1. Field of the Invention
The present invention is related to an electric vehicle supply equipment control method, and more particularly, to a method that prevents fail-to-danger scenario of the electric vehicle supply equipment.
2. Description of the Prior Art
FIG. 1 is diagram illustrating a prior art electric vehicle supply equipment 100. The electric vehicle supply equipment 100 may include a switch 102, a relay 104, a relay controller 106, a controller 108, a current detector 110, and a communication unit 112. The relay 104 is used to control turning the switch 102 on and off. An input end of the switch 102 is coupled to an AC power source 122 and an output end of the switch 102 is coupled to a connector 120 for connecting to an electric vehicle. The AC power source 122 may be 110 VAC, 220 VAC, or other commonly used utility AC power source voltages. The electric vehicle supply equipment 100 may communicate with the electric vehicle via the communication unit 112 so that the communication unit 112 may verify that the connector 120 has been connected to the electric vehicle and the electric vehicle is ready to be charged by utilizing a control pilot signal CP and a proximity pilot signal PP of the electric vehicle supply equipment communication protocol. Next, the communication unit 112 may inform the controller 108 to output a control signal for controlling the relay controller 106 to turn on the relay 104 in order to turn on the switch 102 by the relay 104. After the switch 102 has been turned on, the AC power source 122 may be outputted to the connector 120 of the switch 102, which is connected to the electric vehicle, and begins to charge the electric vehicle.
The current detector 110 is utilized as a protection mechanism of the electric vehicle supply equipment 100. If a current outputted to the electric vehicle is higher than a predetermined value, the controller 108 controls the relay controller 106 for cutting off the switch 102 to avoid danger. However, if at least one of power components such as the switch 102, the relay 104, or the relay controller 106 of the electric vehicle supply equipment 100 fails, such as an abnormal short circuit happens, the aforementioned protection mechanism may not provide proper protection to prevent danger from happening. For example, if the switch 102 is short circuited, the AC power source 122 may deliver power to the connector 120 before the connection condition between the connector 120 and the electric vehicle and the electric vehicle's charge condition are confirmed by the communication unit 112, resulting in a fail-to-danger scenario.

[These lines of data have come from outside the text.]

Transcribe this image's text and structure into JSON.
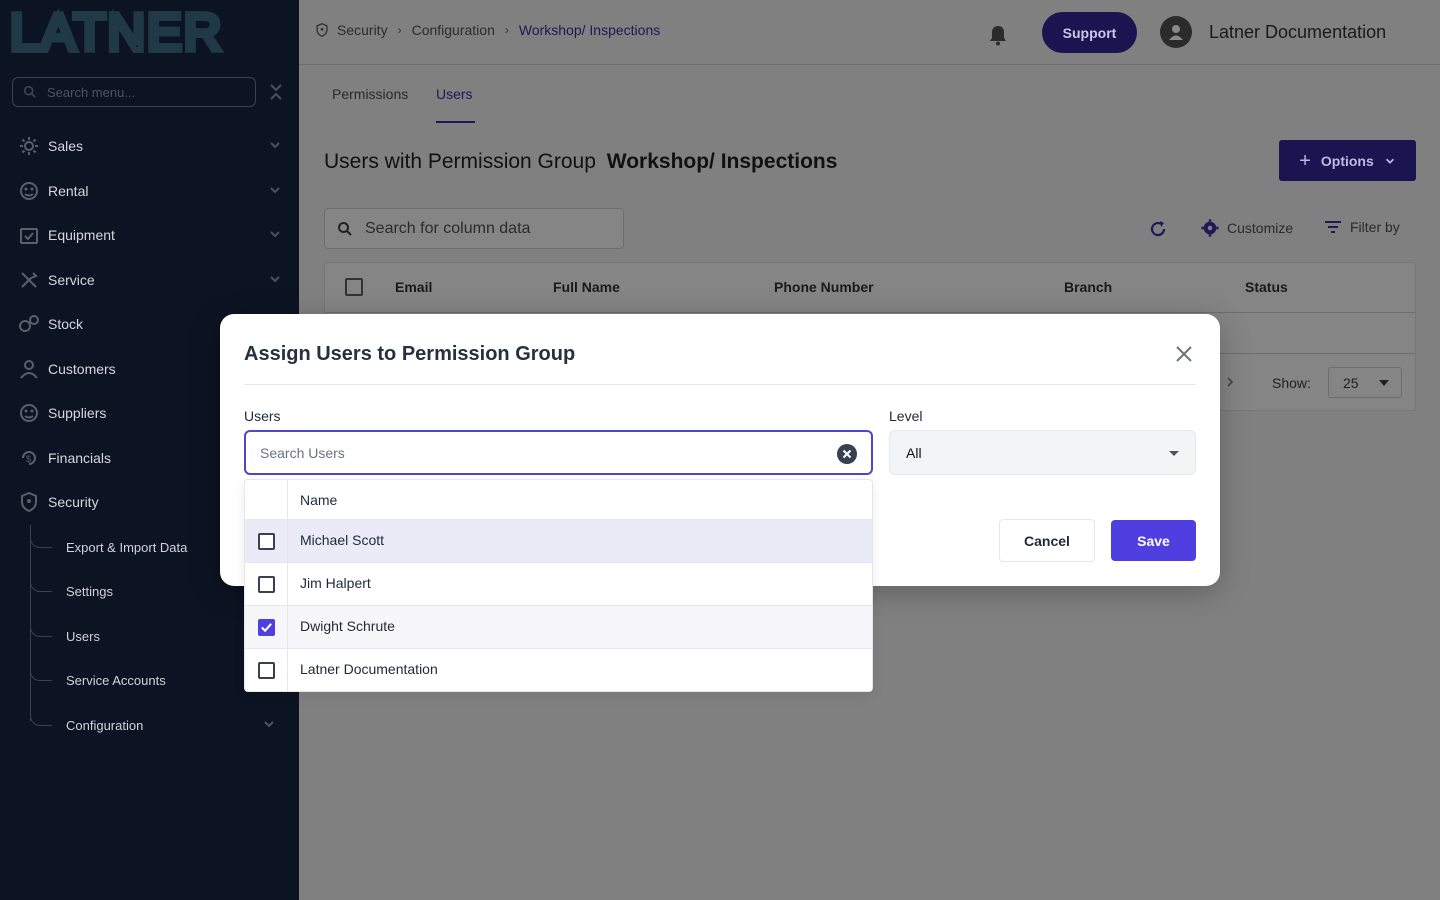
{
  "app": {
    "logo_text": "LATNER"
  },
  "sidebar": {
    "search_placeholder": "Search menu...",
    "items": [
      {
        "label": "Sales",
        "icon": "sales-icon",
        "has_children": true
      },
      {
        "label": "Rental",
        "icon": "rental-icon",
        "has_children": true
      },
      {
        "label": "Equipment",
        "icon": "equipment-icon",
        "has_children": true
      },
      {
        "label": "Service",
        "icon": "service-icon",
        "has_children": true
      },
      {
        "label": "Stock",
        "icon": "stock-icon",
        "has_children": false
      },
      {
        "label": "Customers",
        "icon": "customers-icon",
        "has_children": false
      },
      {
        "label": "Suppliers",
        "icon": "suppliers-icon",
        "has_children": false
      },
      {
        "label": "Financials",
        "icon": "financials-icon",
        "has_children": false
      },
      {
        "label": "Security",
        "icon": "shield-icon",
        "has_children": false
      }
    ],
    "security_children": [
      {
        "label": "Export & Import Data"
      },
      {
        "label": "Settings"
      },
      {
        "label": "Users"
      },
      {
        "label": "Service Accounts"
      },
      {
        "label": "Configuration",
        "has_children": true
      }
    ]
  },
  "header": {
    "breadcrumb": [
      "Security",
      "Configuration",
      "Workshop/ Inspections"
    ],
    "support_label": "Support",
    "user_name": "Latner Documentation"
  },
  "tabs": [
    {
      "label": "Permissions",
      "active": false
    },
    {
      "label": "Users",
      "active": true
    }
  ],
  "page": {
    "title_prefix": "Users with Permission Group",
    "title_group": "Workshop/ Inspections",
    "options_label": "Options"
  },
  "table": {
    "search_placeholder": "Search for column data",
    "customize_label": "Customize",
    "filter_label": "Filter by",
    "columns": [
      "Email",
      "Full Name",
      "Phone Number",
      "Branch",
      "Status"
    ],
    "show_label": "Show:",
    "page_size": "25"
  },
  "modal": {
    "title": "Assign Users to Permission Group",
    "users_label": "Users",
    "users_placeholder": "Search Users",
    "level_label": "Level",
    "level_value": "All",
    "cancel_label": "Cancel",
    "save_label": "Save",
    "list_header": "Name",
    "users": [
      {
        "name": "Michael Scott",
        "checked": false
      },
      {
        "name": "Jim Halpert",
        "checked": false
      },
      {
        "name": "Dwight Schrute",
        "checked": true
      },
      {
        "name": "Latner Documentation",
        "checked": false
      }
    ]
  },
  "colors": {
    "sidebar_bg": "#0c1322",
    "accent": "#4f3fe0",
    "overlay": "#808080"
  }
}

Therefore, the switch 102, the relay 104, and other power components of the electric vehicle supply equipment 100 must be selected from components having safety levels higher than specific levels of SIL safety approval such as SIL2 or SIL3. Due to the fact that components meeting these levels of approval are expensive and difficult to purchase, it is the scope of the present invention to improve the protection mechanism of the electric vehicle supply equipment so as to meet the specific levels of SIL safety approval by using components with lower cost which are also easy to purchase.